Nature and Shokunin
Last June, I was finally back in France. It was partly holiday, visiting old friends to keep in touch, as well as to catch up with the pulse of the wine world. The idea of the latter is to discover new talents who make truly compelling wines, to curate a portfolio of producers who capture the zeitgeist of progressive handmade wines, whose attitudes and aesthetics create something good beyond themselves, and therefore are culturally significant.
Friends asked if I was on the path of seeking out natural wines. I was hesitant to answer, because while I am certainly very fond of them, I am reluctant to be bound by the category. I mean, what is natural wine, anyway?
It is a funny question because for some years now, nearly every bottle I have bought for myself falls within this ‘category.’ I struggled with the term not because there is anything disingenuous about the genre. Neither was I wanting to avert confrontation with its detractors — people who have been turned off by a bad experience with a bottle, or with natural wine zealots, or those who take issue with its lack of precise definition.
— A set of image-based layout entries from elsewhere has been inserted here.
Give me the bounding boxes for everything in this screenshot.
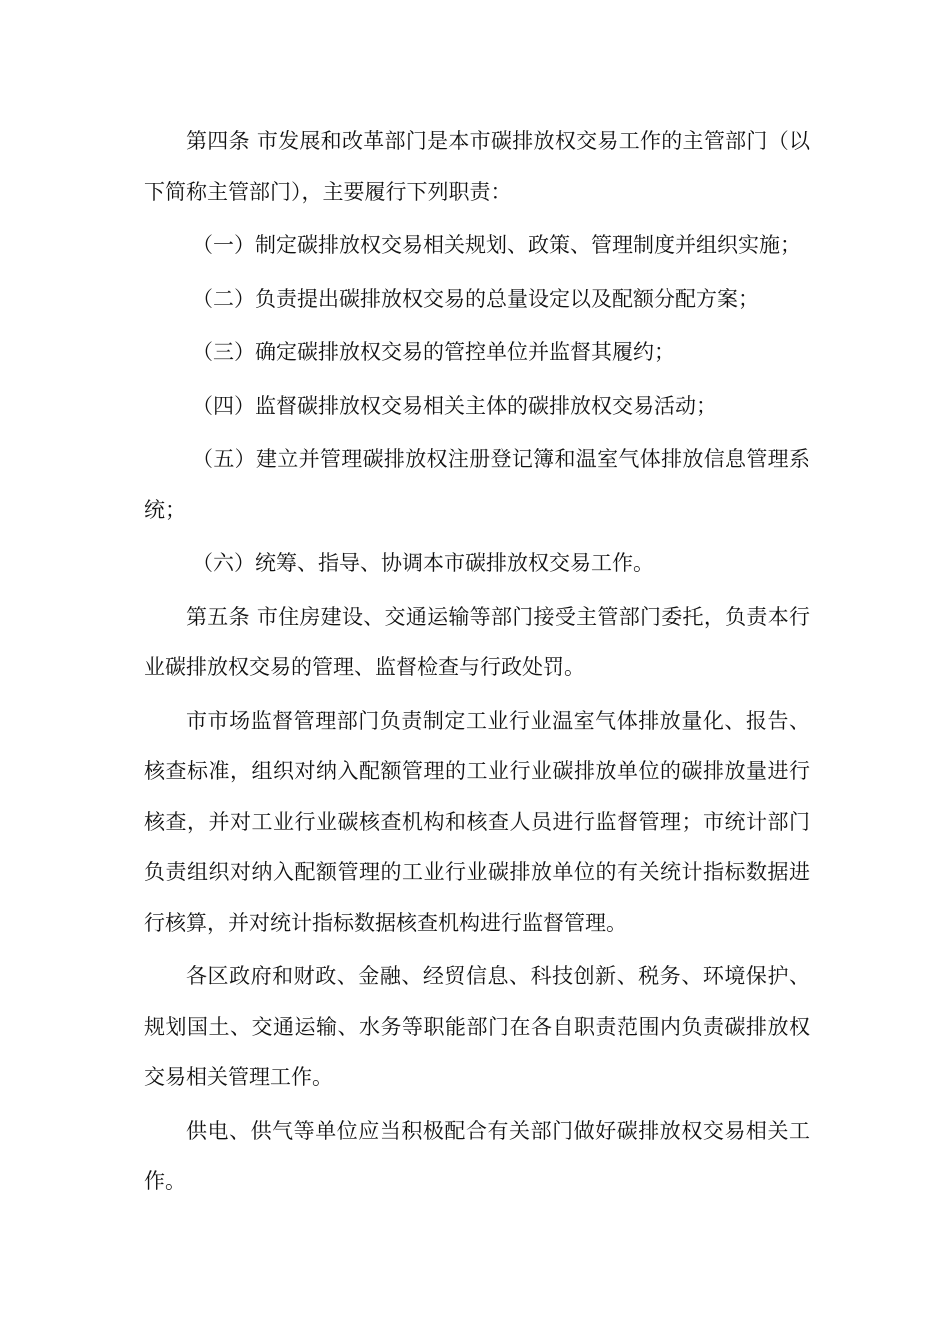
- article-5-paragraph: 第五条 市住房建设、交通运输等部门接受主管部门委托，负责本行业碳排放权交易的管理、监督检查与行政处罚。: [144, 604, 810, 679]
- article-4-item-3: （三）确定碳排放权交易的管控单位并监督其履约；: [192, 340, 675, 364]
- article-4-paragraph: 第四条 市发展和改革部门是本市碳排放权交易工作的主管部门（以下简称主管部门），主要履行下列职责：: [144, 129, 810, 204]
- utilities-paragraph: 供电、供气等单位应当积极配合有关部门做好碳排放权交易相关工作。: [144, 1118, 810, 1193]
- article-4-item-4: （四）监督碳排放权交易相关主体的碳排放权交易活动；: [192, 393, 717, 418]
- article-4-item-2: （二）负责提出碳排放权交易的总量设定以及配额分配方案；: [192, 286, 759, 311]
- document-body: [144, 116, 810, 1207]
- market-supervision-paragraph: 市市场监督管理部门负责制定工业行业温室气体排放量化、报告、核查标准，组织对纳入配额管理的工业行业碳排放单位的碳排放量进行核查，并对工业行业碳核查机构和核查人员进行监督管理；市统计部门负责组织对纳入配额管理的工业行业碳排放单位的有关统计指标数据进行核算，并对统计指标数据核查机构进行监督管理。: [144, 708, 810, 935]
- article-4-item-5: （五）建立并管理碳排放权注册登记簿和温室气体排放信息管理系统；: [144, 447, 810, 522]
- article-4-item-6: （六）统筹、指导、协调本市碳排放权交易工作。: [192, 551, 654, 575]
- article-4-item-1: （一）制定碳排放权交易相关规划、政策、管理制度并组织实施；: [192, 233, 801, 257]
- district-departments-paragraph: 各区政府和财政、金融、经贸信息、科技创新、税务、环境保护、规划国土、交通运输、水务等职能部门在各自职责范围内负责碳排放权交易相关管理工作。: [144, 964, 810, 1089]
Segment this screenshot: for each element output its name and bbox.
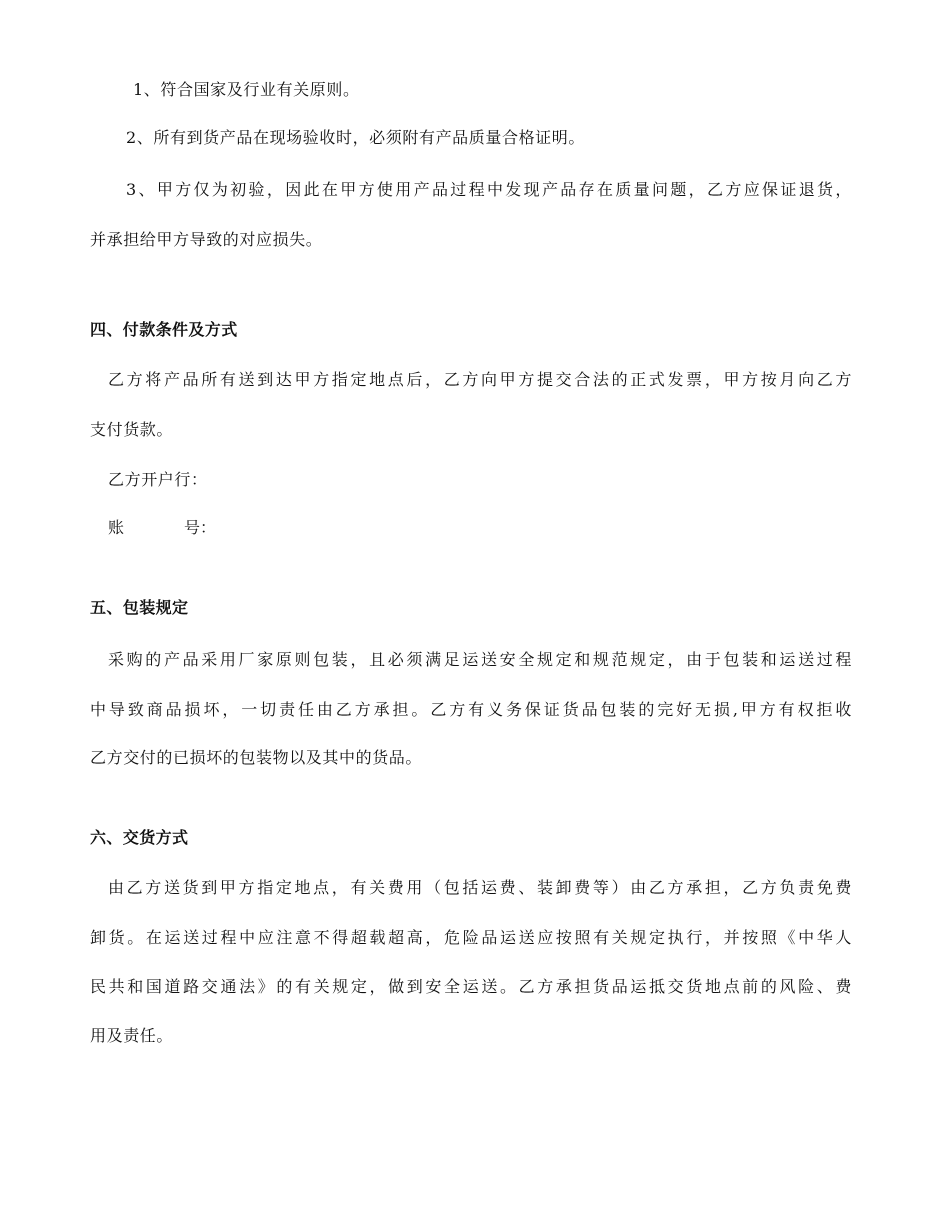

To be clear, I was not ambivalent. I just needed to find the essence of these wines that matters to me, something beyond a physical type, and simple categorisation. I knew it would require deeper reflection and listening to the people who make them.
I managed to visit about twenty addresses in this trip and this time around, I made it a point to take my time with each producer. I never had to chase the next appointment, quite unlike my previous job. Most significantly, this tempo suited me much better.
It was late spring and the weather had turned unseasonably hot in the recent weeks. Every vigneron was spending all their time in the vineyard, so getting in touch during the leading weeks was quite challenging. Yet miraculously they found time — more than I expected — and obliged my request for a visit.
We spent plenty of time among the vines. With great enthusiasm, our hosts explicated the composition of the soil we stood on, recounted how their parents (or masters) trained them husbandry skills, one moment pointing to the little berries on the verge of *veraison*, then to where the vineyard folded into the forest the next, at times interposing with anecdotes of the honeys they would harvest from the neighbouring woods, before contemplating on the specific mineral tone one always gets from the site. Nature seemed like, well, second nature to these people. But the point was made: the air, light, colour and scent of each place are indeed different from one place to the next. Often, it only took a few footsteps to sense the difference.
At another domaine, we walked past a room strewn with kid’s toys to walk up to the balcony which overlooked what appeared like a cross between a barn and a hangar behind the house wall, all under construction, destined to be the young couple’s cuverie in the near future. The wife recounted how they wore their neighbour down to sell this next-door property. They were persistent because her husband grew up on the same street as a child; making wine in situ might recapture a slice of personal history in the bottle. As I listened to each quaint story, I caught a glimpse of an extraordinary human spirit. It was humbling and edifying all at once.
The wines were beautiful, of course: fluent, fluid, lucid, luminous, highly peculiar gems. And invariably delicious. I count myself fortunate to have tasted many famous rarities with very special qualities before, and I dare say that these wines were no less distinguished. Exquisitely formed, there is a sense of presence within, all serene, seamless and free.
They came from vines that saw no chemicals. The fermenting yeasts were wild and vinification took place without any additives. Wine geeks will correctly categorise these as natural wine, but I must confess the only thing I thought about in the moment was just how *good* it was. Involuntarily — perhaps even voluntarily — they escaped my technical examination. Of course. Why bother when they were providing such fascination and distinctive pleasure? The natural-conventional wine divide suddenly became moot, even irrelevant.
Each of these wines comes from a distinct geological and cultural ecosystem. Yet as I travelled from one village to the next or hopped to a completely different region, there is one thing that unites them, *Nature*, and along with it a shared devotion to preserve it, as well as the humility to cede control.
There is a Japanese word that perfectly captures these attributes and attitudes: *shokunin* (職人). Loosely translated, shokunin is an artisan, a craftsman. The shokunin spirit refers to a lifetime pursuit of perfection in the craft of making something from what Nature provides. What is rarely understood is that a shokunin’s dedication is also morally and socially conscious. The shokunin is obliged to process Nature’s gift in a way that contributes to the welfare of others, and contrary to the popular image of an artist working solo, a shokunin belongs to a community of fellow craftsmen. The work they do is not self-centred: it is altruistic and communal.
Like their counterparts in various disciplines in Japan, the wine growers I met have a profound understanding that what Nature gives is unique, beautiful and time-bound. Their common response is to gently shape the outcome of their work so that it will be identifiable, complimentary and as nourishing as Nature intends.
This code underlies the sustainability philosophy and low-intervention cellar practices of the naturalists I have met. And this ‘definition’, corroborated by the quality of the wines they produce, is something I am happy to work with.